A key area of research
The team has ongoing collaborations with local, national, and international hospitals whereby they receive surgical and biopsy material from children with glioblastoma and DIPG. They receive samples of tumour, in excess of that required for routine diagnosis. Upon receiving a sample, the team gently breaks the tissue into single cells, and grows them in a dish under a controlled environment (‘in vitro’). In addition, they implant cells into the brain of mice, in order to form tumours which resemble the human disease (‘in vivo’). Whilst these models are being established, they also carry out in-depth molecular analysis in order to understand the specific genetic alterations driving that child’s individual tumour.
Once they have enough cells, large panels of drugs are tested in vitro, with the aim of identifying drugs which kill the cancer cells from a given subtype of the disease. Promising drugs identified in this way are later tested again in vivo in order to provide data which may lead to future clinical trials. Putting these complicated data together is one of the most challenging aspects of what the team does. Yura has specific expertise in handling these large datasets, integrating them, and presenting the data in such a way as the biologists can interpret them. This helps them to gain insight into which drugs should be prioritised for further work based upon the individual molecular ‘signature’ of tumours. In addition to this, he also provides a range of analytical support across our whole research programme. He is invaluable to the team.
How the Ollie Young Foundation is supporting this vital research
Support from the foundation is funding Yura’s vital research within the team. In addition to funding his salary, the foundation is also contributing a budget for both molecular screening and drug screening costs. This rounded support is enabling experiments to be undertaken to generate the detailed datasets that Yura dedicates himself to interpreting.
This image shows a heatmap of patient-derived cell lines being screened with a large panel of potential cancer therapeutic agents. The columns are the drugs, and the rows are different patient-derived cell line models. On the left, the green/grey/blue refers to different histone gene mutations in high-grade glioma and DIPG. Drug screening is done by testing different, escalating concentrations of each drug. The ‘hotter’ or more yellow the result is, the lower the concentration of drug is needed to stop the cancer cell being able to survive in culture, meaning it is more likely to be a potentially effective drug in that cancer.

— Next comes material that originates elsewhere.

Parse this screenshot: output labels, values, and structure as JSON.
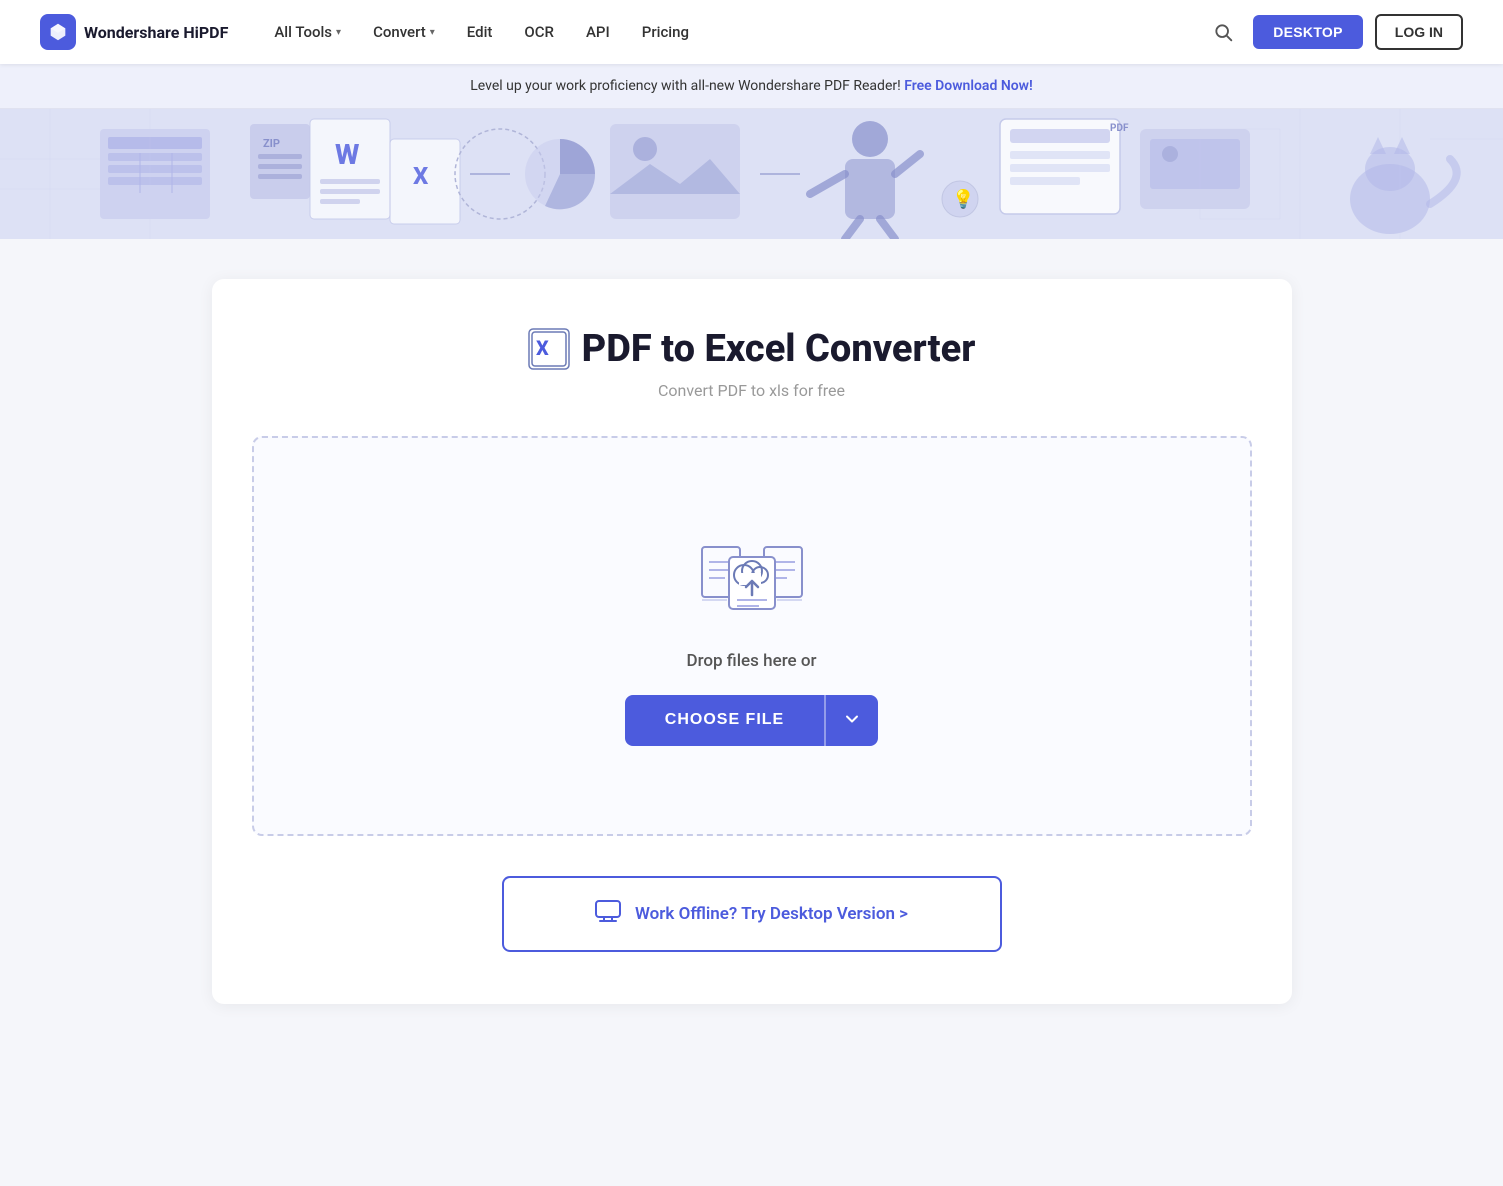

These results were generated by the team and are currently in the process of being published. An open-access version of the paper is available here.
This image is a visual representation of almost 2000 tumour profiles derived from our own team’s work as well as other published data. The tumour sub-groups shown include low-grade and high-grade gliomas of different types, affecting children and adults. When we receive a new patient tumour sample, we can use a method called ‘DNA methylation microarray’ to generate a genome-wide profile of the tumour and we can then project that sample onto this map which gives a useful representation of the tumour type. This visualisation is a standard approach in the field and means that we can very easily and meaningfully share information with the group and collaborators about different tumours we are working on together. As well as this, the tumours landing in specific groups suggests to us various aspects of their biology which we can explore further. An example of this plot is in the paper linked above.